Thursday, December 04, 2025

 If the brain does not function at its highest capacity, it is not capable of being free. Because a dull, shallow, limited, narrow, petty mind merely reacts to its environment, and through that reaction it becomes a slave to that environment. And from this arises the whole problem of extricating oneself from the environment, and not being a slave to every form of influence, direction, urge. So what is important is the quality of feeling to be utterly free.

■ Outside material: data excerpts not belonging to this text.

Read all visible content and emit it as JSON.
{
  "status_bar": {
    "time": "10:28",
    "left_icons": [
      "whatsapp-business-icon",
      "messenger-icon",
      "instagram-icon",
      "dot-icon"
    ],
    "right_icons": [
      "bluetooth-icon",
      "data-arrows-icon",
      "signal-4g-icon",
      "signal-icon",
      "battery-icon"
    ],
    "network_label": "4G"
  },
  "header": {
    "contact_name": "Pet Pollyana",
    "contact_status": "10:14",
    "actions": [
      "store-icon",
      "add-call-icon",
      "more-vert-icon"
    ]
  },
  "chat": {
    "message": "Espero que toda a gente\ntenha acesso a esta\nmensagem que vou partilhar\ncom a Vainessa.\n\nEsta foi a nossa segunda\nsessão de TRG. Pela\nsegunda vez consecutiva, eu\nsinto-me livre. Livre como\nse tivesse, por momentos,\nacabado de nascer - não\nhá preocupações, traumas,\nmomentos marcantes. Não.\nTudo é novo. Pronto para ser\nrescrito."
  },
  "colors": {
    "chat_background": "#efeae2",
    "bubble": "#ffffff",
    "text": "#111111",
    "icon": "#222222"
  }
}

There are two kinds of freedom: one is the freedom from something, which is a reaction; and the other is not a reaction, it is 'being free'. The freedom from something is a response, depending on our choice, on our character, on our temperament, on various forms of conditioning. Like a boy who is in revolt against society - he wants to be free. Or like a husband who wants to be free from his wife, or a wife from the husband; or free from anger, jealousy, envy, despair. Those are all reactions, responses to given circumstances, which prevent you from functioning freely, easily.
We want personal liberty. And that liberty is denied in a society where the mores, the customs, the habits, the traditions are tremendously important; then there is a revolt. Or there is a revolt against tyranny. So there are various forms of revolt, responses to immediate demands. Really that is not freedom at all, because every reaction breeds further reactions, which create further environment through which the mind becomes a slave again, so there is a constant repetition of revolt, being caught by circumstances, revolt against those circumstances and so on, endlessly.

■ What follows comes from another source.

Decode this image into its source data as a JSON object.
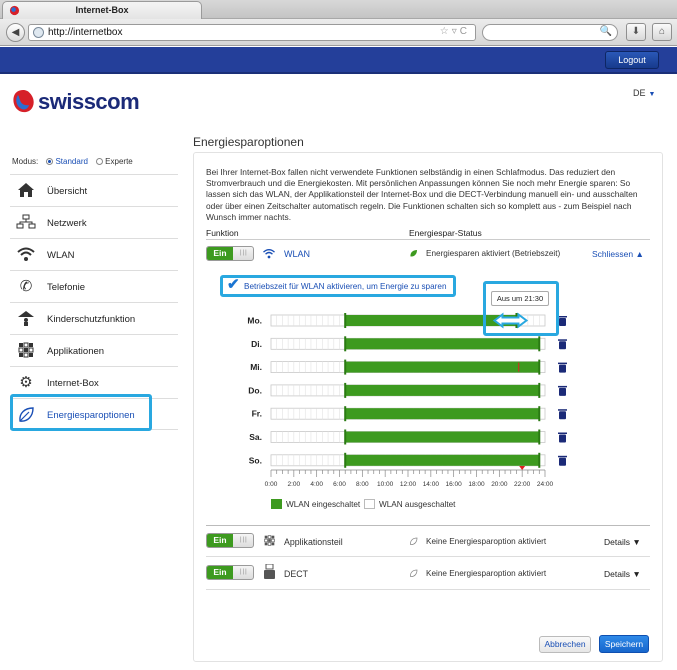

We are talking of a freedom which is not a reaction. The mind that is free, is not a slave to anything, to any circumstances, to any particular routine; though it is specialized to do a certain functional job, it is not a slave to that, it is not held in that groove; though it lives in society, it is not of society. And a mind that is emptying itself of all the accumulations, of every day reactions, all the time - it is only such a mind that is free.